14 Hypothesis Testing and Standard Error
In this chapter, we’ll develop a comprehensive understanding of hypothesis testing through a detailed worked example. We’ll build the theoretical foundation step by step, introducing key concepts like standard error, test statistics, and p-values along the way. By the end of this chapter, you will understand how to conduct hypothesis tests for population means, interpret their results, and recognize the crucial differences between large and small sample tests.

14.1 The Problem: Evaluating a New Curriculum
Let’s begin with a concrete problem that will guide our exploration of hypothesis testing. Suppose we’re trying to improve the logical ability of students through a new curriculum. The old curriculum, which has been in use for many years, produces an average test score of 80 points. We’ve developed a new curriculum and trained a large group of students using this approach.
The central question we want to answer is: Is the new curriculum more effective at raising average test scores?
To investigate this question, we randomly sample 38 students from those trained under the new curriculum and record their test scores. Our sample yields a mean score of 83 points.

The Logic of Hypothesis Testing
Frequentist hypothesis testing operates on a principle analogous to proof by contradiction in mathematics. We temporarily assume the opposite of what we hope to demonstrate, then show that this assumption leads to implausible results.

The intuition is straightforward: we set up a hypothesis about a population parameter, assume it’s correct, then calculate the conditional probability of observing our sample data. If this probability is sufficiently small, we reject the hypothesis.

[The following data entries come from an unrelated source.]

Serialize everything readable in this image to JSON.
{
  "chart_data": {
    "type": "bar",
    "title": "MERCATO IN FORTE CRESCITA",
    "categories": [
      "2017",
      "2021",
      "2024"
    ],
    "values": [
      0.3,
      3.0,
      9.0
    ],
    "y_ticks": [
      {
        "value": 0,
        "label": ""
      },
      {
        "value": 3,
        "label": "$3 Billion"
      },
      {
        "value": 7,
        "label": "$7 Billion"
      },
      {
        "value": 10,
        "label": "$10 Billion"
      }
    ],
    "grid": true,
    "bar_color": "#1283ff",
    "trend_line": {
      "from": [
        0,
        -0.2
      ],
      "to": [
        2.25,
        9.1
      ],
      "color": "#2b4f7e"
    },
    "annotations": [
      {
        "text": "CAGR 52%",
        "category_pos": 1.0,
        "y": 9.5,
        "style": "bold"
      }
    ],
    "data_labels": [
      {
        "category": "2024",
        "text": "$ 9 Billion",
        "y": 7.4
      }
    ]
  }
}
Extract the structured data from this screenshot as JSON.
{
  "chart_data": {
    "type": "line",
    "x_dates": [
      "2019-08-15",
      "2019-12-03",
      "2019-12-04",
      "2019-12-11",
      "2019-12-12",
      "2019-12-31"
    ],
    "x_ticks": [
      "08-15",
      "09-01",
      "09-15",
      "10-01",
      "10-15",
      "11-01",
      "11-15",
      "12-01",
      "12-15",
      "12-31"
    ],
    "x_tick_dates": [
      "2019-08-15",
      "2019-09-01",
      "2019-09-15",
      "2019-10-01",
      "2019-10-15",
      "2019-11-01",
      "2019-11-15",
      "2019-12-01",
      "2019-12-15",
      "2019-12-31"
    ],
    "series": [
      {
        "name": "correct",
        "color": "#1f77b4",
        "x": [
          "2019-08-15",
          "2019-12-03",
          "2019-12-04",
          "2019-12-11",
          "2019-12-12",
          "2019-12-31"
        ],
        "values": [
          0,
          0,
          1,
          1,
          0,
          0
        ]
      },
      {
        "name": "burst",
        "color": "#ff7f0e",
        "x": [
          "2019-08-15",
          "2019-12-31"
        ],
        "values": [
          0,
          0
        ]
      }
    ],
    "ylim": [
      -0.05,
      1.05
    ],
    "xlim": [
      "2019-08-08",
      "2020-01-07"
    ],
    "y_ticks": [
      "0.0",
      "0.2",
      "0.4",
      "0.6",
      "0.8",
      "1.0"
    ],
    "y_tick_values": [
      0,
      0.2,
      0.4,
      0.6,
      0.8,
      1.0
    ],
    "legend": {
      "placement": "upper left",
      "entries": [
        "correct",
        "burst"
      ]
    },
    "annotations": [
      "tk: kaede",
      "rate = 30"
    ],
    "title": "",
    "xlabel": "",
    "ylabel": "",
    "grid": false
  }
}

14.2 Understanding Standard Error
Before we can conduct a proper hypothesis test, we need to understand a crucial concept: standard error.
The Concept of Repeated Sampling
To truly understand standard error, we need to embrace a core principle of frequentist statistics: repeated sampling. Imagine we could draw not just one sample of 38 students, but millions of such samples from our population. Each sample would give us a different sample mean.
Here’s the remarkable thing: if we computed all these sample means and calculated their average, that average would equal the true population mean. This property is called unbiasedness, and it’s why we use the sample mean as our estimator.
But these individual sample means would vary around the population mean. The standard error tells us the typical size of this variation. In our example, with a sample size of 38 and a calculated standard error of 1.64 points, we know that a typical sample mean deviates from the population mean by about 1.64 points.
The Relationship: Population Variance to Sample Mean Variance
There’s a fundamental relationship connecting the population variance to the variance of the sample mean:
\[ \text{Var}(\bar{Y}) = \frac{\sigma^2}{n} \]
Taking the square root of both sides gives us the standard error formula. This relationship tells us that:
- The variance of sample means is smaller than the population variance
- This variance decreases as sample size increases
- The relationship is inverse with sample size (doubling \(n\) doesn’t double precision)
14.3 The Three Stages of Hypothesis Testing
Now that we understand standard error, we can proceed with our hypothesis test. We’ll work through this systematically in three stages.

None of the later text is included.